Awas, Pemerintah Jangan Dikelabui Importer Berkedok Pelaku Industri

Rabu, 18 November 2020 - 14:43 WIB
loading...
Awas, Pemerintah Jangan...
Pemerintah harus berpihak pada produk yang dihasilkan industri dalam negeri.
A A A
JAKARTA – Pemerintah harus berpihak pada produk yang dihasilkan industri dalam negeri. Caranya, yakni dengan memberikan akses pasar khusus, sehingga bisa memenangi lelang yang diadakan di lembaga-lembaga pemerintah.

Wakil Presiden Direktur PT. Panasonic Gobel Eco Solutions Manufacturing Indonesia Heru Santoso menegaskan, hanya keputusan politik itu yang kini sangat diharapkan oleh para pelaku industri nasional.
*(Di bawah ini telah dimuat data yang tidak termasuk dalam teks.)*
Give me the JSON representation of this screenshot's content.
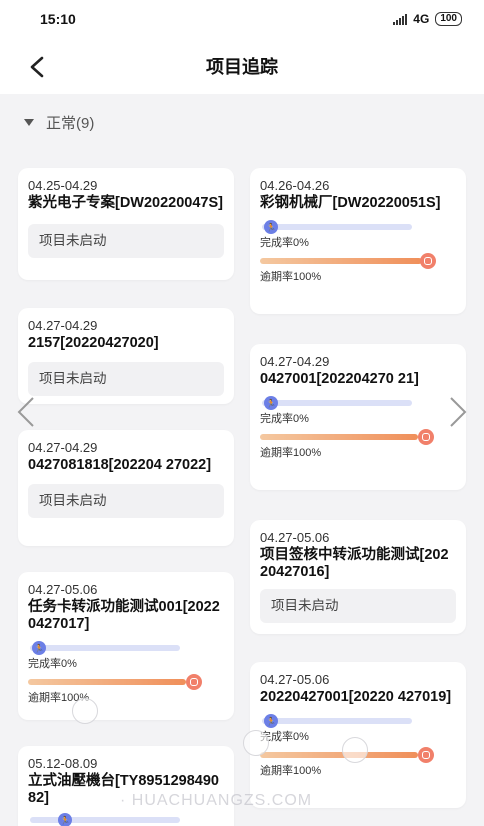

Tanpa kepastian pasar dari pemerintah akan sulit pelaku industri nasional yang memiliki kedalaman industri dan dibangun dengan investasi sedang dan besar bisa bertahan.
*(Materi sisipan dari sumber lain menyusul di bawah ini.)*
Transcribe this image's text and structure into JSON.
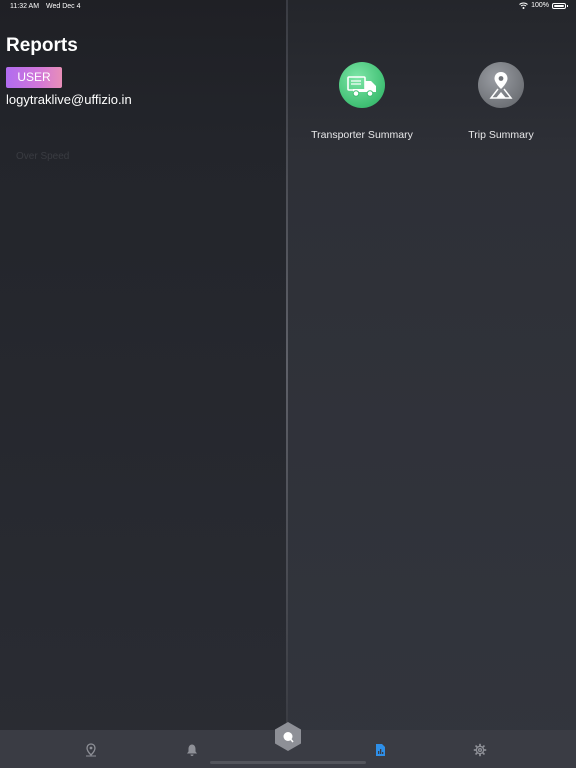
{
  "status_bar": {
    "time": "11:32 AM",
    "date": "Wed Dec 4",
    "battery": "100%"
  },
  "left_panel": {
    "title": "Reports",
    "role_badge": "USER",
    "email": "logytraklive@uffizio.in",
    "faint_text": "Over Speed"
  },
  "reports": [
    {
      "label": "Transporter Summary",
      "icon": "truck-icon",
      "color": "#4cc97f"
    },
    {
      "label": "Trip Summary",
      "icon": "map-pin-road-icon",
      "color": "#707378"
    }
  ],
  "tab_bar": {
    "tabs": [
      {
        "name": "map",
        "icon": "map-pin-icon",
        "active": false
      },
      {
        "name": "alerts",
        "icon": "bell-icon",
        "active": false
      },
      {
        "name": "dashboard",
        "icon": "hexagon-icon",
        "active": false
      },
      {
        "name": "reports",
        "icon": "report-doc-icon",
        "active": true
      },
      {
        "name": "settings",
        "icon": "gear-icon",
        "active": false
      }
    ],
    "active_color": "#2e8fe8",
    "inactive_color": "#8e9097"
  }
}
(Baca juga:Industri Mebel dan Kerajinan Megap-megap, Pemerintah harus Turun Tangan)

Krisis yang terjadi saat ini benar-benar-benar luar biasa berat sebagai ujian dibandingkan dengan dua kali krisis yang dialami oleh republik ini. Krisis ekonomi yang terjadi pada kuartal ketiga ini merupakan ujian terberat tanpa ada kepastian solusi dari pemerintah maupun dunia.

Saat mengalami krisis pada periode 1997/1998 dan guncangan krisis keuangan global 2008-2009, para pelaku bisnis masih memiliki jalan keluar karena ada kepastian dan strategi yang bisa disiapkan. Namun, kali ini kondisinya jauh berbeda dengan dua krisis sebelumnya.
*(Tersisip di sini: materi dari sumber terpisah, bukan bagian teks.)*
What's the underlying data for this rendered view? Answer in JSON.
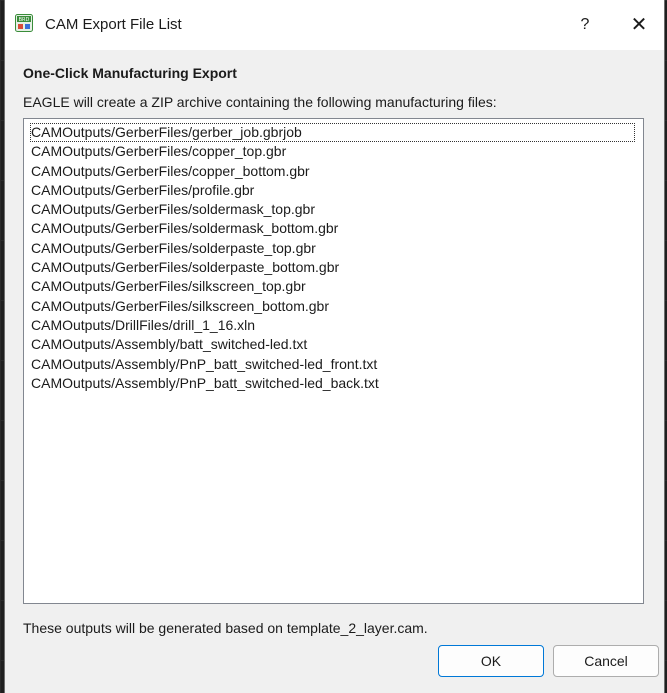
{
  "window": {
    "title": "CAM Export File List",
    "icon_text": "BRD",
    "help_label": "?",
    "close_label": "✕"
  },
  "heading": "One-Click Manufacturing Export",
  "description": "EAGLE will create a ZIP archive containing the following manufacturing files:",
  "files": [
    "CAMOutputs/GerberFiles/gerber_job.gbrjob",
    "CAMOutputs/GerberFiles/copper_top.gbr",
    "CAMOutputs/GerberFiles/copper_bottom.gbr",
    "CAMOutputs/GerberFiles/profile.gbr",
    "CAMOutputs/GerberFiles/soldermask_top.gbr",
    "CAMOutputs/GerberFiles/soldermask_bottom.gbr",
    "CAMOutputs/GerberFiles/solderpaste_top.gbr",
    "CAMOutputs/GerberFiles/solderpaste_bottom.gbr",
    "CAMOutputs/GerberFiles/silkscreen_top.gbr",
    "CAMOutputs/GerberFiles/silkscreen_bottom.gbr",
    "CAMOutputs/DrillFiles/drill_1_16.xln",
    "CAMOutputs/Assembly/batt_switched-led.txt",
    "CAMOutputs/Assembly/PnP_batt_switched-led_front.txt",
    "CAMOutputs/Assembly/PnP_batt_switched-led_back.txt"
  ],
  "footer": "These outputs will be generated based on template_2_layer.cam.",
  "buttons": {
    "ok": "OK",
    "cancel": "Cancel"
  },
  "colors": {
    "accent": "#0078d7",
    "dialog_bg": "#f0f0f0",
    "icon_bg": "#3a8d3a"
  }
}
Melihat kondisi kegelapan ekonomi yang tak tahu di mana ujungnya, Heru menyarankan, pemerintah mempelajari kebijakan yang diambil dari krisis sebelumnya. Tidak hanya dalam bentuk stimulus yang selama ini sudah dilakukan dan belum terasa efektifitasnya, pemerintah juga sebaiknya berkoordinasi dengan Otoritas Jasa Keuangan (OJK) dan Lembaga Penjamin Simpanan (LPS).

(Baca juga:Industri HPTL Perlu Dukungan Pemerintah di Masa Pandemi)

“Pemerintah jangan sampai mengambil langkah sporadis dan membuka selebar-lebarnya pelaku industri yang totalitas hanya berorientasi impor, padahal tidak melakukan investasi apalagi kedalaman industri,” tegas Heru dalam keterangan tertulisnya, Rabu (18/11/2020).

Jangan sampai pemerintah terprovokasi oleh para elit politik, legislatif maupun pengamat agar membuka keran impor, dengan alasan penyelamatan ekonomi. Pemerintah harus menelisik lebih jauh alasan tersebut realistis atau sekadar untuk kepentingan sesaat para importir.

(Baca juga:Pengusaha Sebut Larangan Minuman Beralkohol Bikin Industri Wisata Tambah Susah)

Pemerintah harus menerima masukan tersebut dengan melihat sampai sejauhmana permintaan para importir atas nama industri benar adanya. Benarkah mereka memiliki produk dalam industri dengan tingkat impor bahan baku dan bahan penolong atau hanya industri terbungkus “kosmetik” yang sebenarnya hanya produsen produk impor terurai (CKD) berstempel SNI legal.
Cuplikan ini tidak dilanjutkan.